Футболист "Манчестер Юнайтед" Криштиану Роналду договорился о переходе в мадридский "Реал". Португальский полузащитник и оба клуба подписали предварительное соглашение о том, что игрок перейдет в "Реал" летом 2009 года, а минимальная сумма сделки составит 80 миллионов евро.

Главным условием перехода Криштиану Роналду в "Реал" является победа на выборах президента мадридского клуба Флорентино Переса. Он считается фаворитом этих выборов и должен официально выставить свою кандидатуру в ближайшее время. Перес был президентом "Реала" в 2000-2006 году, и в это время в команду пришли такие звезды, как Зинедин Зидан, Луиш Фигу и Дэвид Бекхэм. 

Криштиану Роналду хотел перейти в "Реал" летом 2008 году, но тогда "Манчестер Юнайтед" удалось удержать португальца. При этом между клубами была достигнута договоренность, что Роналду перейдет в "Реал" в 2009 году. Однако на прошлой неделе футболист заявил, что планирует остаться в "МЮ". 

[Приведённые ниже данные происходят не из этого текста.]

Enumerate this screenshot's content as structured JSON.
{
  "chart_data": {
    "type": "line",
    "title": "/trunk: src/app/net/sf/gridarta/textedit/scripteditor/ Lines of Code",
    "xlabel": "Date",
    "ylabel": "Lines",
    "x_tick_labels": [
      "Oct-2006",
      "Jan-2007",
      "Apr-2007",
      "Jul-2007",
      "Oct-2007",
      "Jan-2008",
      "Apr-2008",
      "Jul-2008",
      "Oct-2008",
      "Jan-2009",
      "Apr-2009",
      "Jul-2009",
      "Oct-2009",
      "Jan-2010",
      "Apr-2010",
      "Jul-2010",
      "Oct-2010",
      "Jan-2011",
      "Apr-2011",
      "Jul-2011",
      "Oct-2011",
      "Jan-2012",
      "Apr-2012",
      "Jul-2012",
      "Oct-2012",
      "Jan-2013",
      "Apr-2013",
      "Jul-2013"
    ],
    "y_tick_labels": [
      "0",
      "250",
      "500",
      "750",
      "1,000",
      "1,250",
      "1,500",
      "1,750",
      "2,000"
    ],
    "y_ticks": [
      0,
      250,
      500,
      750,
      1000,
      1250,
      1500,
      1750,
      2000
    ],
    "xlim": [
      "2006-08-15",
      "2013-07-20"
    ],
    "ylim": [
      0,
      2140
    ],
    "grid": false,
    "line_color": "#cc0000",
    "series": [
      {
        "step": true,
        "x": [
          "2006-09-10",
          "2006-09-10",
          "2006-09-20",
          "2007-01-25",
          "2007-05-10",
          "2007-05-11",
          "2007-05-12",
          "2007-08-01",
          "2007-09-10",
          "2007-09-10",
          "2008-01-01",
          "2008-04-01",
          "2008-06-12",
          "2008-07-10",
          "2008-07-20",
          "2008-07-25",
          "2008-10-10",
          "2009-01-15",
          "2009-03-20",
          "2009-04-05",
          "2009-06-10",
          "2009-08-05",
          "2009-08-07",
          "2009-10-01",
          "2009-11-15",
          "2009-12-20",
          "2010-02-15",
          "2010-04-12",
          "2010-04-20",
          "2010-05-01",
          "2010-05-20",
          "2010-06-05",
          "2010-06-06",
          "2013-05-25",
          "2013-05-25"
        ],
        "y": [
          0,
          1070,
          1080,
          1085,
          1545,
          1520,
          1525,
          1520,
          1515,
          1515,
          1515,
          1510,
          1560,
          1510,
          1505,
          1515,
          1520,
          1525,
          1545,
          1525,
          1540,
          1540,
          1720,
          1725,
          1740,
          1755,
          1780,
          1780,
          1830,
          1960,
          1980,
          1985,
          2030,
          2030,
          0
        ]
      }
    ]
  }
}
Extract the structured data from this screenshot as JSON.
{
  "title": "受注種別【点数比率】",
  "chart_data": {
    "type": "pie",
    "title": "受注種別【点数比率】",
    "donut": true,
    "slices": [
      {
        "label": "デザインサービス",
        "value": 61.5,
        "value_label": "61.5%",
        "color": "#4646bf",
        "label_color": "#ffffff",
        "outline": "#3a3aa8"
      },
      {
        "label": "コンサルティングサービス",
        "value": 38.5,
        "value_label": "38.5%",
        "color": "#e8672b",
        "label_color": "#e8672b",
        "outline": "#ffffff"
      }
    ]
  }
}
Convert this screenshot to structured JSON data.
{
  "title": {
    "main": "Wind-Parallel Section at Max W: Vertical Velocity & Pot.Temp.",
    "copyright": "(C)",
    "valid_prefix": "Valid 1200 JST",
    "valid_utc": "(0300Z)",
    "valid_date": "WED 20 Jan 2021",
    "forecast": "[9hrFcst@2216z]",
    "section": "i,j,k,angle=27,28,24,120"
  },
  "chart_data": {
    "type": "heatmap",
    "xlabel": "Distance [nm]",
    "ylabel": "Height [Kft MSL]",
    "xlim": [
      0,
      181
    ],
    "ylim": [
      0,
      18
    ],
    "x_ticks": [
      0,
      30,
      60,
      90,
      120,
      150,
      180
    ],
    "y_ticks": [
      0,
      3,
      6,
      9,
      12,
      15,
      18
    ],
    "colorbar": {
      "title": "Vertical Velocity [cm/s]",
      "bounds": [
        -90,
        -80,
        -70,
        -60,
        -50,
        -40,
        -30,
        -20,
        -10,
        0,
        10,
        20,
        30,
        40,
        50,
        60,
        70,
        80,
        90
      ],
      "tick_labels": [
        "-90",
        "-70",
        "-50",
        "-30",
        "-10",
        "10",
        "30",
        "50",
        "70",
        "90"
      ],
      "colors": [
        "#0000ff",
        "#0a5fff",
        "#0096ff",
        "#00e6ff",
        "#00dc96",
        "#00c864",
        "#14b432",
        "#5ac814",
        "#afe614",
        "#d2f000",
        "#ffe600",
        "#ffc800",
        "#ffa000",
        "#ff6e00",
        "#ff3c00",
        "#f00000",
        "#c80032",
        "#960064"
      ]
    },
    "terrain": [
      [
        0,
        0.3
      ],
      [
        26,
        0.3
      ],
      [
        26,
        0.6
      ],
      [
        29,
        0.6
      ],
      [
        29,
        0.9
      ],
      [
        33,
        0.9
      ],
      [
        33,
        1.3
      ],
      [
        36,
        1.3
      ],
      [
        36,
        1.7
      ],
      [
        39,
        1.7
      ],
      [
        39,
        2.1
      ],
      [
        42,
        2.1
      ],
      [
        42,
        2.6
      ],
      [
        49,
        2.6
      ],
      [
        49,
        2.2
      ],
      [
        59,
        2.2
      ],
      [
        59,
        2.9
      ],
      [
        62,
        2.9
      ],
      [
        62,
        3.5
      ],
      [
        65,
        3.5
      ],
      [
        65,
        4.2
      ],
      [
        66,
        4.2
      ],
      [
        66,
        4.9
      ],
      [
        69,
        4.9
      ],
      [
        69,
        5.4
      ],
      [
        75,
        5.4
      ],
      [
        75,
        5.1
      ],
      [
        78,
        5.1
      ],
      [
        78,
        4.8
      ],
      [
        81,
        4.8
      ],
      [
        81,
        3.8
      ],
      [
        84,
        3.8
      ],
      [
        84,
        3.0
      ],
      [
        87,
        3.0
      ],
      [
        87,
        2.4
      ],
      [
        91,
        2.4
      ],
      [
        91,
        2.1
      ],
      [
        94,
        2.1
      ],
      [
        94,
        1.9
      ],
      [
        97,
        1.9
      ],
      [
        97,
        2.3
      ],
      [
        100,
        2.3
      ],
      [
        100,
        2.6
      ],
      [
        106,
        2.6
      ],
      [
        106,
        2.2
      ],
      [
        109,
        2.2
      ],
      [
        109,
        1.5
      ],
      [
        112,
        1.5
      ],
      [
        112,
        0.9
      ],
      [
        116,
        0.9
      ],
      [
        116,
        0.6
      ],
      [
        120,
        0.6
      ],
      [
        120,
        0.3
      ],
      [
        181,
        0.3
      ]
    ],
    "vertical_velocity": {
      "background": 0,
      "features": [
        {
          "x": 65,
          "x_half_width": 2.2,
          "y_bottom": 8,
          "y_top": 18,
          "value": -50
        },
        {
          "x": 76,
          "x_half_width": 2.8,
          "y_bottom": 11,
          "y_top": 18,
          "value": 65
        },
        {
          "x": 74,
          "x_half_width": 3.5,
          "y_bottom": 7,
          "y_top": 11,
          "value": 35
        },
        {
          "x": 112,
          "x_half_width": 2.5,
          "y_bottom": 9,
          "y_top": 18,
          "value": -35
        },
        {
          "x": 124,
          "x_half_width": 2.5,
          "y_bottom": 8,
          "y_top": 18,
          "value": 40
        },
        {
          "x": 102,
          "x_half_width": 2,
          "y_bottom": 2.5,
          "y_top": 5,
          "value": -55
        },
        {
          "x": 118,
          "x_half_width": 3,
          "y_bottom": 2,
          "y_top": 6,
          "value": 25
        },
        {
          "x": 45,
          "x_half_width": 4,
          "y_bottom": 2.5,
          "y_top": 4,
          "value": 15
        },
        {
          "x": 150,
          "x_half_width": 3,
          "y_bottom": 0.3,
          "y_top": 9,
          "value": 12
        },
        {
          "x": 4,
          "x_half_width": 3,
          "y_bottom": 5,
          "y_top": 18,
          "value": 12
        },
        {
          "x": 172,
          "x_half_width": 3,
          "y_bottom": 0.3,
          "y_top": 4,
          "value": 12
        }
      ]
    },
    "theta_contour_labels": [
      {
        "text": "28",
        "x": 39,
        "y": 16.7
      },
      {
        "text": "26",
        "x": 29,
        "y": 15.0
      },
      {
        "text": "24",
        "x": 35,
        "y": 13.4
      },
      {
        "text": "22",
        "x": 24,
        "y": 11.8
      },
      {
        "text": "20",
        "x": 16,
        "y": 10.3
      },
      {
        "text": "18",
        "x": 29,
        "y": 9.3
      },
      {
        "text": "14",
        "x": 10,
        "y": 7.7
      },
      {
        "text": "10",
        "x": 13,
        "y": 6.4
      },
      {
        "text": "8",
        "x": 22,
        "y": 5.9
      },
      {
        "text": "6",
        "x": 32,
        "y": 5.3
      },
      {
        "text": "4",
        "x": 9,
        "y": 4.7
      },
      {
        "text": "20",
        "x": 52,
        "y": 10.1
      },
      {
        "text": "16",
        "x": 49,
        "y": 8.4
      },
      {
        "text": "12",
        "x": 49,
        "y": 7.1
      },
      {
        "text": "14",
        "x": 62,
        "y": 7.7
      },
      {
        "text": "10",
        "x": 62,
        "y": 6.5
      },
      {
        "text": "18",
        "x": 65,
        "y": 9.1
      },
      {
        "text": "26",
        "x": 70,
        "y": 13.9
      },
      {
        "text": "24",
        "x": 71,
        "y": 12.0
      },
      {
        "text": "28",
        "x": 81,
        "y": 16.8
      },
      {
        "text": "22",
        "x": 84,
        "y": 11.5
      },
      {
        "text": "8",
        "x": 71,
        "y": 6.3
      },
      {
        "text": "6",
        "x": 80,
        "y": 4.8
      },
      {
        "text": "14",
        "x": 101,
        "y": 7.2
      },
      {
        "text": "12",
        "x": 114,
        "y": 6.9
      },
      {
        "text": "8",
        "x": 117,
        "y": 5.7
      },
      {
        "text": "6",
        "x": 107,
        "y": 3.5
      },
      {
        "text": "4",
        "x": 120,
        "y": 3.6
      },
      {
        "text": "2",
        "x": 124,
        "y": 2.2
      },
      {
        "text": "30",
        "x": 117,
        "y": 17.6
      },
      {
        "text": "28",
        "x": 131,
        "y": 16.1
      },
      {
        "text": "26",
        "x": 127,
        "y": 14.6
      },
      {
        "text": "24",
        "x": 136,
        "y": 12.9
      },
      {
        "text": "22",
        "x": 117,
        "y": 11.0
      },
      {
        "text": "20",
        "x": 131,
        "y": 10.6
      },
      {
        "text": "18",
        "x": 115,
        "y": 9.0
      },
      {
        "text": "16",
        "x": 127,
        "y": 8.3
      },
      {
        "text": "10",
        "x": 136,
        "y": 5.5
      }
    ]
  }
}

Выборы президента "Реала" состоятся в июне. В своих предвыборных заявлениях Перес говорил, что он, возможно, купит не Криштиану Роналду, а бразильского полузащитника "Милана" Кака. Однако бразилец недавно заявил, что не намерен покидать итальянский клуб.

Источник: Соккер.Ру

----------


## Akasey

Для подготовки к отборочному матчу чемпионата мира-2010 по футболу Беларусь - Андорра главный тренер сборной хозяев Бернд Штанге вызвал 19 игроков, сообщила пресс-служба Белорусской федерации футбола. 

В список вошли: 

вратари - Юрий Жевнов ("Москва"), Сергей Веремко (БАТЭ, Борисов); 

защитники - Дмитрий Ленцевич ("Богемианс", Чехия), Сергей Сосновский, Игорь Шитов, Александр Юревич, Максим Бордачев (все - БАТЭ), Дмитрий Верховцов ("Нафтан", Новополоцк); 

полузащитники - Александр Глеб ("Барселона", Испания), Тимофей Калачев ("Крылья Советов", Самара), Николай Кашевский ("Ильичевец", Мариуполь), Филипп Рудик ("Нафтан"), Игорь Стасевич (БАТЭ); 

нападающие - Леонид Ковель ("Сатурн", Раменское), Виталий Кутузов ("Бари", Италия), Виталий Родионов ("Фрайбург", Германия), Геннадий Близнюк (без клуба), Виталий Булыга (БАТЭ), Сергей Корниленко ("Томь", Томск). 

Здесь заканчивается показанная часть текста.